I know that it is odd for my first post, but it is something that God has really spoken to me about lately. I do not think I really appreciated how the little sins in my life impacted my walk with God. Here is a passage that particularly impacted me along these lines:

“Behold, the Lord’s hand is not shortened,
That it cannot save;
Nor His ear heavy,
That it cannot hear.
But your iniquities have separated you from your God;
And your sins have hidden His face from you,
So that He will not hear.
For your hands are defiled with blood,
And your fingers with iniquity;
Your lips have spoken lies,
Your tongue has muttered perversity.

No one calls for justice,
Nor does any plead for truth.
They trust in empty words and speak lies;
They conceive evil and bring forth iniquity.
They hatch vipers’ eggs and weave the spider’s web;
He who eats of their eggs dies,
And from that which is crushed a viper breaks out.” Isaiah 59:1-5 (NKJV)

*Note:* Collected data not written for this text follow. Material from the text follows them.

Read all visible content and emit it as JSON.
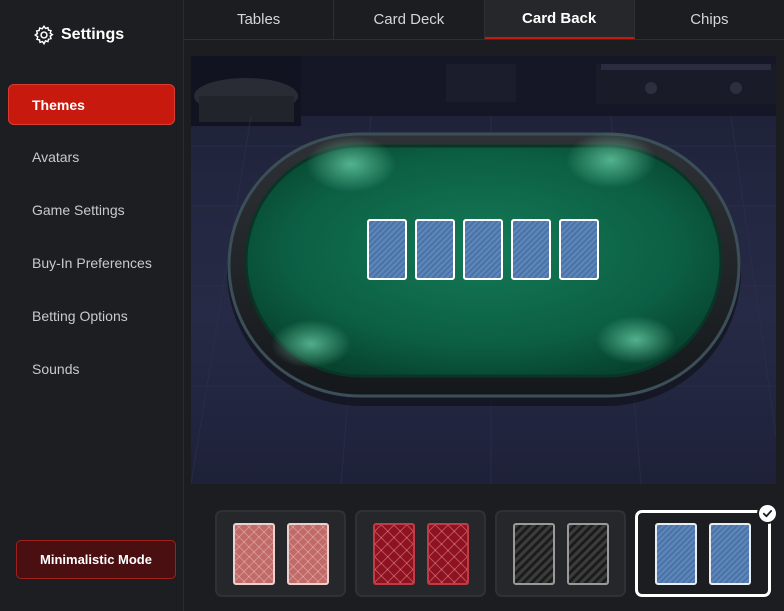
{
  "sidebar": {
    "title": "Settings",
    "icon": "gear-icon",
    "items": [
      {
        "label": "Themes",
        "active": true
      },
      {
        "label": "Avatars",
        "active": false
      },
      {
        "label": "Game Settings",
        "active": false
      },
      {
        "label": "Buy-In Preferences",
        "active": false
      },
      {
        "label": "Betting Options",
        "active": false
      },
      {
        "label": "Sounds",
        "active": false
      }
    ],
    "mode_button": "Minimalistic Mode"
  },
  "tabs": [
    {
      "label": "Tables",
      "active": false
    },
    {
      "label": "Card Deck",
      "active": false
    },
    {
      "label": "Card Back",
      "active": true
    },
    {
      "label": "Chips",
      "active": false
    }
  ],
  "preview": {
    "table_cards": 5,
    "felt_color": "#0f6b4a"
  },
  "card_backs": [
    {
      "name": "rose",
      "selected": false
    },
    {
      "name": "maroon",
      "selected": false
    },
    {
      "name": "chevron",
      "selected": false
    },
    {
      "name": "blue",
      "selected": true
    }
  ],
  "colors": {
    "accent": "#c8190f",
    "background": "#1c1d20",
    "selected_border": "#ffffff"
  }
}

This passage struck me for three reasons. First, sin cuts us off from the activity of God in our lives. God’s hand is able to save and his ear is able to ear, but the reason why He did not save was because of sin. The text says that “your sins have hidden His face from you.”

Second, the people to whom these verses are addressed do not realize that the sin in their lives is having the effect of cutting off the saving hand and listening ear of God. Sin has the capacity not just to separate us from our God but also to delude us into thinking that our sin is not having that much impact in our relationship with God. We always seem to assume, when we sin, that we will be able to assess our condition as well after the sin as before. But sin has a great deluding affect on our minds.

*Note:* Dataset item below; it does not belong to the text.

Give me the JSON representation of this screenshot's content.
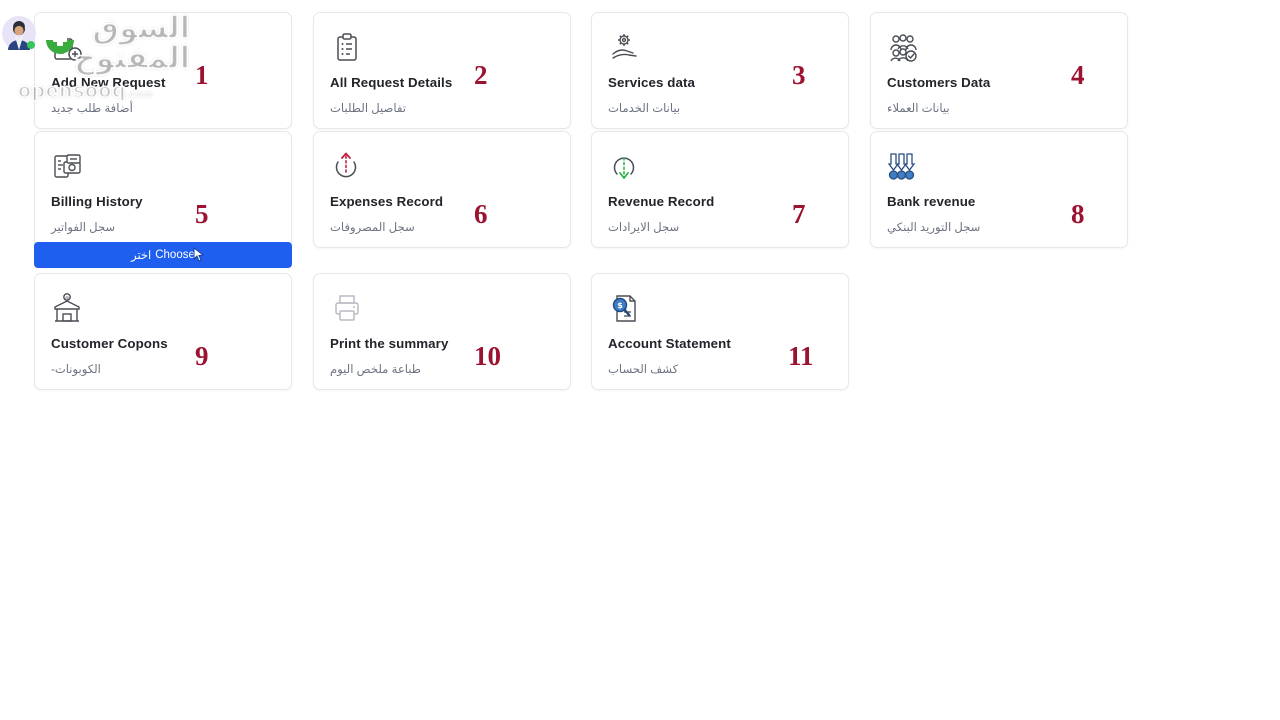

Third, there is sort of the assumption that God ordinarily is highly active in our lives. Our God desires to save and to hear. Thus, the conspicuous absence of God’s activity can be a pretty good indicator of when we are sinning. This is not to say that if God does not answer this prayer or that prayer that some sin is causing God not to answer the prayer. But if God’s activity of shaping, forming and delivering a person is simply not present in his or her life, then that may in fact be evidence of sin.

One Response to “The True Cost of Sin”

  1. J. Alan Says:

    Welcome to blogging. You’re off to a good start. You’ve given me a lot to think about with this first post.